首先,我回到了之前,我让它符合所有整数协议(protocol)并且它工作得很好。我想知道为什么我不能在没有这个错误的情况下成功地符合它。

我分析了线程崩溃时的情况,每当它尝试打印对象时,它都会调用值为 0 的 UInt256.init(integerLiteral:) 命令。

我注意到的一件有趣的事情是该错误与数组和数组缓冲区有关。在该 init 函数中,我尝试创建一个无用的数组,但它总是在包含数组初始值设定项的第一行崩溃。这是否可能是因为在重复循环之后,数组缓冲区的空间不足?

我尝试在可疑的 init 函数中添加一条打印语句,并尝试打印传递给它的值。果然,测试打印了 100 次“0”,然后崩溃了。

以下是将其粘贴到 Playground 所需的所有代码:

import Foundation

/// Adds a character and a string
///
/// - Parameters:
/// - left: String
/// - right: Character
///
/// - Returns: The string with the appended character
public func +(left: String, right: Character) -> String {
var newString = left
newString.append(right)
return newString
}

/// Adds a character to a given string, and assigns the new string to the original
///
/// - Parameters:
/// - left: inout String
/// - right: Character
///
/// - Returns: The string with the appended character
@discardableResult public func +=(left: inout String, right: Character) -> String {
left = left + right
return left
}

extension String {
// MARK: Subscripts

/// References the ith character of a string
subscript (i: Int) -> Character {
return self[index(startIndex, offsetBy: i)]
}
}

/// The size of the big number
public let BN_SIZE = 4

/// Size of BN in Bytes
public let BN_SIZE_IN_BYTES = MemoryLayout<UInt64>.size * BN_SIZE

/// Size of a BN String
public let BN_STR_SIZE = (2 * BN_SIZE_IN_BYTES + 1)

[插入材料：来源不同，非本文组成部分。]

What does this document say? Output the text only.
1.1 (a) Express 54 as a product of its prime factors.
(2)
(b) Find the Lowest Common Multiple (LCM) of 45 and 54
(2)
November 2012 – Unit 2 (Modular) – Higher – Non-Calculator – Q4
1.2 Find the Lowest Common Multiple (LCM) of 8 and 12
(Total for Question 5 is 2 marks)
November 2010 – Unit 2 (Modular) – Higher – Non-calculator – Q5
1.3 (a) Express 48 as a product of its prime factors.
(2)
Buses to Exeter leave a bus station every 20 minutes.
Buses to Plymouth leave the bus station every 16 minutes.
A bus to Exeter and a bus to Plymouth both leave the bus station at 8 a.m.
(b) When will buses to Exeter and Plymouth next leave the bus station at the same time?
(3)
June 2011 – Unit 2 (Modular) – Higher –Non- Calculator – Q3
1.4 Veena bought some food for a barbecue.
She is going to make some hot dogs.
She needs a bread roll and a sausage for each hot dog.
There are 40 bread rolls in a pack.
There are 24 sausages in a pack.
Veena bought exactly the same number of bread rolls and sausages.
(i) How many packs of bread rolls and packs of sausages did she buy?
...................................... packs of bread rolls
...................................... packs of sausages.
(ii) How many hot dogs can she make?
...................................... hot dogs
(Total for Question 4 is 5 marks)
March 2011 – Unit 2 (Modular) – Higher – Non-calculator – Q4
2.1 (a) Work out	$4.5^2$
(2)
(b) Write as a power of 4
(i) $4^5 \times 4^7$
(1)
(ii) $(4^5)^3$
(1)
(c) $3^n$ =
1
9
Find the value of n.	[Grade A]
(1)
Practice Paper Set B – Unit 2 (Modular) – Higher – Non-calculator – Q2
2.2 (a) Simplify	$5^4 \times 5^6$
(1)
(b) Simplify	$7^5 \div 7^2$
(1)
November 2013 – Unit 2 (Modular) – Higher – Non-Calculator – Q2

/// An unsigned 256-bit integer, sometimes denoted as just 'BN', or a BigNumber
public struct UInt256: CustomDebugStringConvertible, FixedWidthInteger, UnsignedInteger {

// MARK: Static properties

/// It's just 0, expressed as a UInt256
public static let zero = BigNumber()

// MARK: Properties

/// The BN as a hex string
public var hexString: String {
var string = ""
let bnSizeCountdown = Array(1...BN_SIZE).reversed()
for i in bnSizeCountdown {
let uint64IndexCountdown = Array(1...16).reversed()
for j in uint64IndexCountdown {
string += toChar(self[i - 1] >> ((j - 1) * 4))
}
}

return string
}

/// The hex representation of the BN, used for debugging
public var debugDescription: String {
return hexString
}

/// The array of UInt64's representing the BN. This is a fixed size of BN_SIZE
public var array: [UInt64]

// MARK: Initializers

public init(integerLiteral value: UInt) {
self.array = [UInt64](repeating: 0, count: BN_SIZE) // THIS is the line that gives me the error: EXC_BAD_ACCESS (code=2, address=0x7ffeef3ffff8)
self[0] = UInt64(value)
}

public init(_truncatingBits bits: UInt) {
self.array = UInt256.from(int: bits).array
}

/// Creates a BN from an array of UInt64's
///
/// - Parameters:
/// - array: An array of UInt64's
///
/// - Returns: Nil if the array size is incorrect, but otherwise returns the corresponding BN
public init?(array: [UInt64]) {
if array.count != BN_SIZE { return nil }
self.array = array
}

/// Creates a BN from a hex string
///
/// - Parameters:
/// - hex: A hex string to be converted to BN
///
/// - Returns: Returns nil if hex string is invalid
public init?(hexString hex: String) {

self.array = [UInt64](repeating: 0, count: BN_SIZE)

for i in 0..<hex.count {
if toNibble(hex[i]) == 16 { return nil }

let reversedSequence = (1..<BN_SIZE).reversed()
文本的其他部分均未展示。